Eighty years ago, unknowingly Hitler makes his last (peacetime) territorial seizure



The horrified reaction to his feeble initial response to the Nazi occupation of Bohemia persuaded prime minister Neville Chamberlain that he needed to do something rather more resolute. The British ambassador was recalled from Berlin and Chamberlain took the opportunity of a long-planned speech to the Birmingham Conservatives to take a far tougher line with Hitler. The speech was broadcast in Britain and the US as well as into Germany, in translation. He asked the rhetorical question whether tearing up the Munich Agreement betokened a move to dominate the world by force. Britain, the Commonwealth and France were united to meet a challenge. He also brought himself to mention the plight of the Jews, which had previously been a taboo topic. 

The speech was well received but the excursion into the more practical world of diplomacy that Chamberlain made next failed to translate the apparent new-found resolve into an effective means of facing down Hitler.
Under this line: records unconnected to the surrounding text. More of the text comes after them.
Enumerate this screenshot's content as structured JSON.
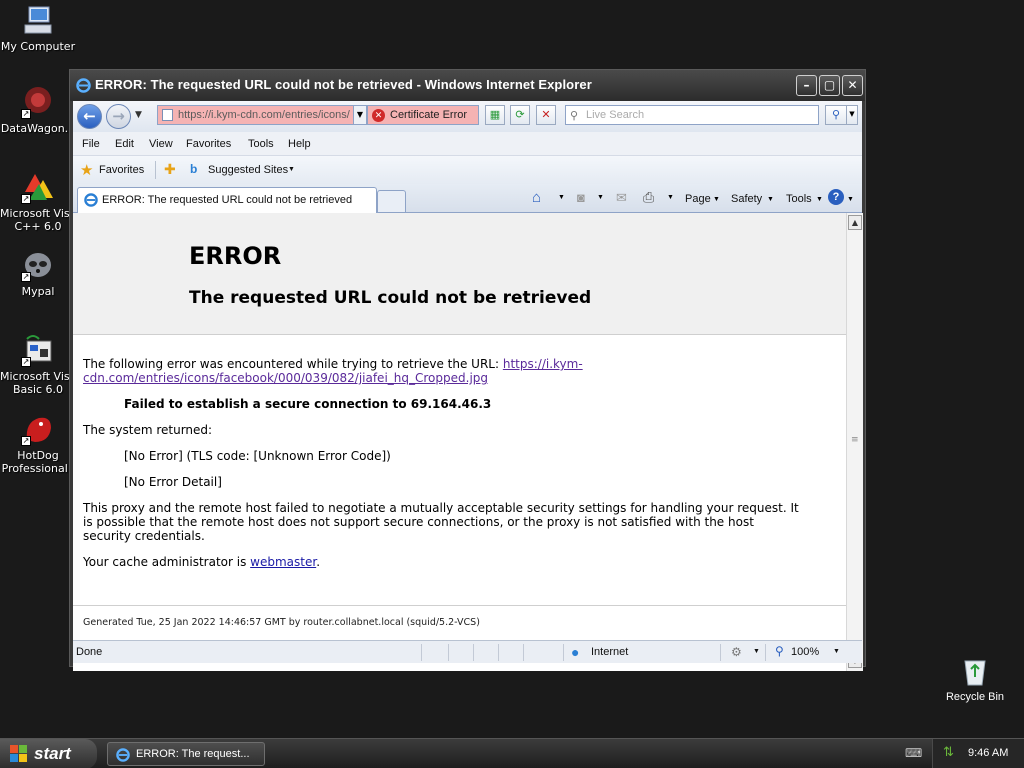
{
  "desktop": {
    "icons": [
      {
        "label": "My Computer"
      },
      {
        "label": "DataWagon..."
      },
      {
        "label": "Microsoft Visu",
        "label2": "C++ 6.0"
      },
      {
        "label": "Mypal"
      },
      {
        "label": "Microsoft Visu",
        "label2": "Basic 6.0"
      },
      {
        "label": "HotDog",
        "label2": "Professional '"
      }
    ],
    "recycle_bin": "Recycle Bin"
  },
  "window": {
    "title": "ERROR: The requested URL could not be retrieved - Windows Internet Explorer",
    "url": "https://i.kym-cdn.com/entries/icons/",
    "certificate_error": "Certificate Error",
    "search_placeholder": "Live Search",
    "menu": [
      "File",
      "Edit",
      "View",
      "Favorites",
      "Tools",
      "Help"
    ],
    "favorites_label": "Favorites",
    "suggested_sites": "Suggested Sites",
    "tab_title": "ERROR: The requested URL could not be retrieved",
    "commands": {
      "page": "Page",
      "safety": "Safety",
      "tools": "Tools"
    }
  },
  "page": {
    "heading": "ERROR",
    "subheading": "The requested URL could not be retrieved",
    "intro": "The following error was encountered while trying to retrieve the URL: ",
    "link_line1": "https://i.kym-",
    "link_line2": "cdn.com/entries/icons/facebook/000/039/082/jiafei_hq_Cropped.jpg",
    "failure": "Failed to establish a secure connection to 69.164.46.3",
    "system_returned": "The system returned:",
    "no_error": "[No Error] (TLS code: [Unknown Error Code])",
    "no_detail": "[No Error Detail]",
    "explanation_1": "This proxy and the remote host failed to negotiate a mutually acceptable security settings for handling your request. It",
    "explanation_2": "is possible that the remote host does not support secure connections, or the proxy is not satisfied with the host",
    "explanation_3": "security credentials.",
    "cache_admin": "Your cache administrator is ",
    "webmaster": "webmaster",
    "period": ".",
    "generated": "Generated Tue, 25 Jan 2022 14:46:57 GMT by router.collabnet.local (squid/5.2-VCS)"
  },
  "status": {
    "left": "Done",
    "zone": "Internet",
    "zoom": "100%"
  },
  "taskbar": {
    "start": "start",
    "task": "ERROR: The request...",
    "clock": "9:46 AM"
  }
}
He proposed a four power agreement with France, The Soviet Union and Poland to “consult together” should Hitler make any further moves. It would have required extensive and skilful diplomatic preparation to persuade the Poles to enter into any kind of agreement with the Russians and, such was Chamberlain’s haste to roll out his initiative, that none was made before the proposal was made public.
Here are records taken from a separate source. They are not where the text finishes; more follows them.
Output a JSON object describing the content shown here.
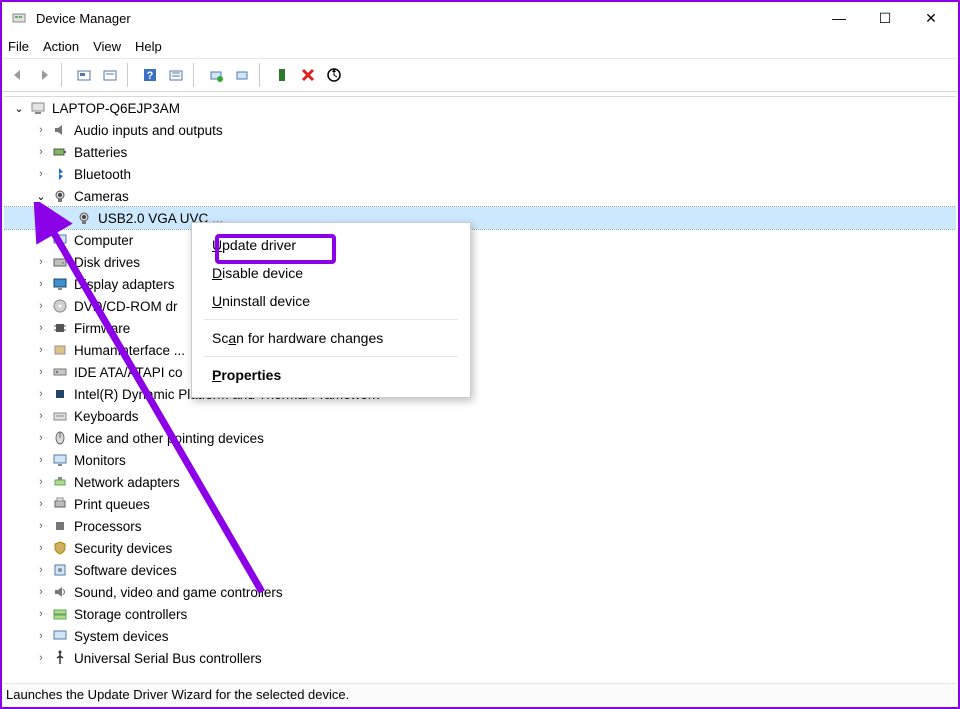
{
  "window": {
    "title": "Device Manager",
    "controls": {
      "min": "—",
      "max": "☐",
      "close": "✕"
    }
  },
  "menubar": [
    "File",
    "Action",
    "View",
    "Help"
  ],
  "toolbar_icons": [
    "nav-back-icon",
    "nav-forward-icon",
    "_sep",
    "show-hidden-icon",
    "refresh-icon",
    "_sep",
    "help-icon",
    "properties-icon",
    "_sep",
    "update-driver-icon",
    "install-old-driver-icon",
    "_sep",
    "enable-icon",
    "disable-red-icon",
    "scan-icon"
  ],
  "tree": {
    "root": {
      "label": "LAPTOP-Q6EJP3AM"
    },
    "items": [
      {
        "label": "Audio inputs and outputs",
        "icon": "audio"
      },
      {
        "label": "Batteries",
        "icon": "battery"
      },
      {
        "label": "Bluetooth",
        "icon": "bluetooth"
      },
      {
        "label": "Cameras",
        "icon": "camera",
        "expanded": true,
        "children": [
          {
            "label": "USB2.0 VGA UVC ...",
            "icon": "camera",
            "selected": true
          }
        ]
      },
      {
        "label": "Computer",
        "icon": "computer"
      },
      {
        "label": "Disk drives",
        "icon": "disk"
      },
      {
        "label": "Display adapters",
        "icon": "display"
      },
      {
        "label": "DVD/CD-ROM drives",
        "icon": "dvd",
        "truncated": "DVD/CD-ROM dr"
      },
      {
        "label": "Firmware",
        "icon": "chip",
        "truncated": "Firmware"
      },
      {
        "label": "Human Interface Devices",
        "icon": "hid",
        "truncated": "HumanInterface ..."
      },
      {
        "label": "IDE ATA/ATAPI controllers",
        "icon": "ide",
        "truncated": "IDE ATA/ATAPI co"
      },
      {
        "label": "Intel(R) Dynamic Platform and Thermal Framework",
        "icon": "intel"
      },
      {
        "label": "Keyboards",
        "icon": "keyboard"
      },
      {
        "label": "Mice and other pointing devices",
        "icon": "mouse"
      },
      {
        "label": "Monitors",
        "icon": "monitor"
      },
      {
        "label": "Network adapters",
        "icon": "network"
      },
      {
        "label": "Print queues",
        "icon": "printer"
      },
      {
        "label": "Processors",
        "icon": "cpu"
      },
      {
        "label": "Security devices",
        "icon": "security"
      },
      {
        "label": "Software devices",
        "icon": "software"
      },
      {
        "label": "Sound, video and game controllers",
        "icon": "sound"
      },
      {
        "label": "Storage controllers",
        "icon": "storage"
      },
      {
        "label": "System devices",
        "icon": "system"
      },
      {
        "label": "Universal Serial Bus controllers",
        "icon": "usb"
      }
    ]
  },
  "context_menu": {
    "items": [
      {
        "label": "Update driver",
        "underline": "U",
        "highlighted": true
      },
      {
        "label": "Disable device",
        "underline": "D"
      },
      {
        "label": "Uninstall device",
        "underline": "U"
      },
      {
        "sep": true
      },
      {
        "label": "Scan for hardware changes",
        "underline": "a"
      },
      {
        "sep": true
      },
      {
        "label": "Properties",
        "underline": "P",
        "bold": true
      }
    ]
  },
  "status": "Launches the Update Driver Wizard for the selected device.",
  "annotation": {
    "color": "#8B00E6"
  }
}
Hitler followed up his coup in Bohemia by bullying Lithuania into the ceding Memel (Klaipeda in Lithuanian) which had belonged to Germany before the First World War after being originally seized by Frederick the Great.  Since then it had become extensively Germanised and was an autonomous province of Lithuania. Together with the Sudetenland it had featured prominently in the lists of offences against self-determination by German people of which Hitler complained. Having thoroughly reneged on his claim that the Sudetenland had been his last territorial demand, he had no reason not to move on to Memeland. It had little strategic value to Germany but it bordered the isolated German enclave of East Prussia on whose western border lay the Danzig territory which was widely expected to be its next target. The annexation sent a signal to Poland that a move on Danzig and the corridor would not be long coming.

At the AGM of the Courtaulds textile company the Chairman ushered in a new, grim future for Britain. Courtaulds and ICI were setting up a factory to manufacture the new wonder synthetic fabric, nylon, which had just been patented and launched by DuPont in the US.